If you call into code that releases the GIL, then you can get multi-CPU parallelism, even on the GIL-enabled build.

The free-threaded build doesn’t have a GIL, so even pure Python code can run on multiple CPUs simultaneously.

It sounds like you haven’t actually experimented with ThreadPoolExecutor on the free-threaded build. Maybe give is a try? Here’s an example based on generating the mandelbrot set with a pure Python generator: Mandelbrot threads - Python Free-Threading Guide

adelfino · January 20, 2026, 11:16pm

Yes, you are correct that I haven’t experimented with free-threading builds.

Does ThreadPoolExecutor in free-threading builds make sure not to start a thread on a logical CPU that is already running a thread for the same task when another logical CPU is not?

adelfino · January 20, 2026, 11:19pm

Sorry, I noted “Whether or not the code actually runs on separate CPUs comes down to details of the CPU affinity and the OS scheduler.”.

Maybe this is something Python should not take care of. It’s something the OS must deal with.

oscarbenjamin · January 21, 2026, 12:01am

There seems to be a bit of a misunderstanding about how multiple threads/processes work. You can have a single core CPU and still have multiple threads and processes but the scheduler makes them take turns. If you have multiple cores then more than one can run at a time but the scheduler still makes them take turns on the available cores.

The actual number of processes and threads is generally a lot larger than the number of cores e.g. here on Linux I currently have 253 processes and (I think…) 743 threads running on a machine that only has 4 cores and yet CPU load is at 10% while I type into this website.
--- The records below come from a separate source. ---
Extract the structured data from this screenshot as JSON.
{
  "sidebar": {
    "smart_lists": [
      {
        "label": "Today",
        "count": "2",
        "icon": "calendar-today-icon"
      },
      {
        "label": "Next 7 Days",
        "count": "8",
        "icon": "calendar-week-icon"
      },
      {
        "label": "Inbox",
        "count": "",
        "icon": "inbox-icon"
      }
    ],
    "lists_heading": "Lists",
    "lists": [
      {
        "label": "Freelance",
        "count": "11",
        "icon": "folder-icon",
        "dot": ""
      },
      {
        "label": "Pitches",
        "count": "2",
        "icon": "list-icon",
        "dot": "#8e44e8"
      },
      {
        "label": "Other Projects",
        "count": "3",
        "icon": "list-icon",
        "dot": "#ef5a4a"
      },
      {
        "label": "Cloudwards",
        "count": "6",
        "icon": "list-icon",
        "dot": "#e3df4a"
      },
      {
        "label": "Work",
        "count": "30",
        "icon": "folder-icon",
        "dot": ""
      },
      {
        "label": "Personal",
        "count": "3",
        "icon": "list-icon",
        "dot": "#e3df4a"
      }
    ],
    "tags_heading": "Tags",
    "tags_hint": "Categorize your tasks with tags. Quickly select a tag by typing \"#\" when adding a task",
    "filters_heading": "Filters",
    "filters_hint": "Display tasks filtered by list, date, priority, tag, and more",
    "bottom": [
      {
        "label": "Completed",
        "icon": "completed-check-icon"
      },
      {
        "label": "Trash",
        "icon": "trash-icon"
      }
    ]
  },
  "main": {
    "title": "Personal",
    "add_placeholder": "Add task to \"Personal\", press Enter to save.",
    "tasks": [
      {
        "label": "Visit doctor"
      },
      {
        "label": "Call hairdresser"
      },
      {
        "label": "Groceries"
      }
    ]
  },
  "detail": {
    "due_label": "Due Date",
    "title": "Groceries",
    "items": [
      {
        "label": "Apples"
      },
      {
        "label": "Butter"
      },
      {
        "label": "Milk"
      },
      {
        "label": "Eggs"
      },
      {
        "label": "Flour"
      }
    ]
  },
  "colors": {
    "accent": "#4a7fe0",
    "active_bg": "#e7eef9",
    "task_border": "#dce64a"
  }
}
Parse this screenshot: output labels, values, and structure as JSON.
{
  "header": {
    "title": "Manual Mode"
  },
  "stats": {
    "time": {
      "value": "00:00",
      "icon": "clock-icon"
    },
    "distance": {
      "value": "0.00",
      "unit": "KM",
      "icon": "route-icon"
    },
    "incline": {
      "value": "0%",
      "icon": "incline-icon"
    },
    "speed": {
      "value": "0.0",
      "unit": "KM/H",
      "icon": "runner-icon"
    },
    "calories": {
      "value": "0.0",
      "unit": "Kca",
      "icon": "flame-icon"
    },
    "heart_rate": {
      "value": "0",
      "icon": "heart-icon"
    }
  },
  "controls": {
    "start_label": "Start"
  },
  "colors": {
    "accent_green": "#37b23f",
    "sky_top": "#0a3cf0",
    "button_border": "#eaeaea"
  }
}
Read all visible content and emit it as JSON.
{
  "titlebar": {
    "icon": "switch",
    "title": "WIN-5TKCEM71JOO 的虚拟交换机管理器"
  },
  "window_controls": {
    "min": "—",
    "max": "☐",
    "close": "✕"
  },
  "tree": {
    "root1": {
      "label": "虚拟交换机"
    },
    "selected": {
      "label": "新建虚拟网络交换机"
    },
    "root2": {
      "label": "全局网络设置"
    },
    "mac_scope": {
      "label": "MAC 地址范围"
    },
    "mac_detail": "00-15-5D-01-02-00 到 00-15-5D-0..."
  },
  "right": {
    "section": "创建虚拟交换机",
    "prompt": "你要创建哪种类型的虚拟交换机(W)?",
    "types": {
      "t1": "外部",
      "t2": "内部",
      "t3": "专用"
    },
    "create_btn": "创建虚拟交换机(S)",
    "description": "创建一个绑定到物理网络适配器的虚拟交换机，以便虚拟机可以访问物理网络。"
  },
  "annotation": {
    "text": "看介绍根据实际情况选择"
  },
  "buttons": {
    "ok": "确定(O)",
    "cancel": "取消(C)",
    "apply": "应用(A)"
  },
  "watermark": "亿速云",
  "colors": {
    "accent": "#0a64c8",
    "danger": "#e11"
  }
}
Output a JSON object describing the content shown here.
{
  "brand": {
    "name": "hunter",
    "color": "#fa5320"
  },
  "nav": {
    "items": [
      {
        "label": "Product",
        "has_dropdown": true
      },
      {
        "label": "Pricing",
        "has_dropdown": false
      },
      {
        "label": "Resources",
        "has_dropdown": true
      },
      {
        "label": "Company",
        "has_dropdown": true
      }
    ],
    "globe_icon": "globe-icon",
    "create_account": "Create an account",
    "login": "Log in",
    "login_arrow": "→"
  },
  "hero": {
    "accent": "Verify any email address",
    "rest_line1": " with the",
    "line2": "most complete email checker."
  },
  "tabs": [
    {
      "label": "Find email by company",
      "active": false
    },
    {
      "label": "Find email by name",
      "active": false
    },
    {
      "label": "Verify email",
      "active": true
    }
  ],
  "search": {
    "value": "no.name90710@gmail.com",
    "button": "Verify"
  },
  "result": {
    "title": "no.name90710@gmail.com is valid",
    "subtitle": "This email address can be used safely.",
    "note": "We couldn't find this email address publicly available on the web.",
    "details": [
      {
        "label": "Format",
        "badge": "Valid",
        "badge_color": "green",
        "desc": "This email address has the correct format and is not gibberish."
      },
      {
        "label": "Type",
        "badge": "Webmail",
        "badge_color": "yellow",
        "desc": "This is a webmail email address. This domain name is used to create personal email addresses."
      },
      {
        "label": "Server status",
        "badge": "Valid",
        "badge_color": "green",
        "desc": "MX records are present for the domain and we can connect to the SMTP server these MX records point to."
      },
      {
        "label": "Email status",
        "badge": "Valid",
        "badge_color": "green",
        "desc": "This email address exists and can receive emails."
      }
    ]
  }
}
Most of those threads are sleeping and the scheduler takes care of dispatching them to different cores when actually needed.

The allocation of “this thread on that core” is usually only a short-lived thing and I think not really something that ThreadPoolExecutor has much influence over besides just choosing how many threads to create.

GalaxySnail · January 21, 2026, 7:14am

os.process_cpu_count() could be useful.

barry-scott · January 22, 2026, 3:14pm

Indeed you will get better performance if you leave scheduling to the OS.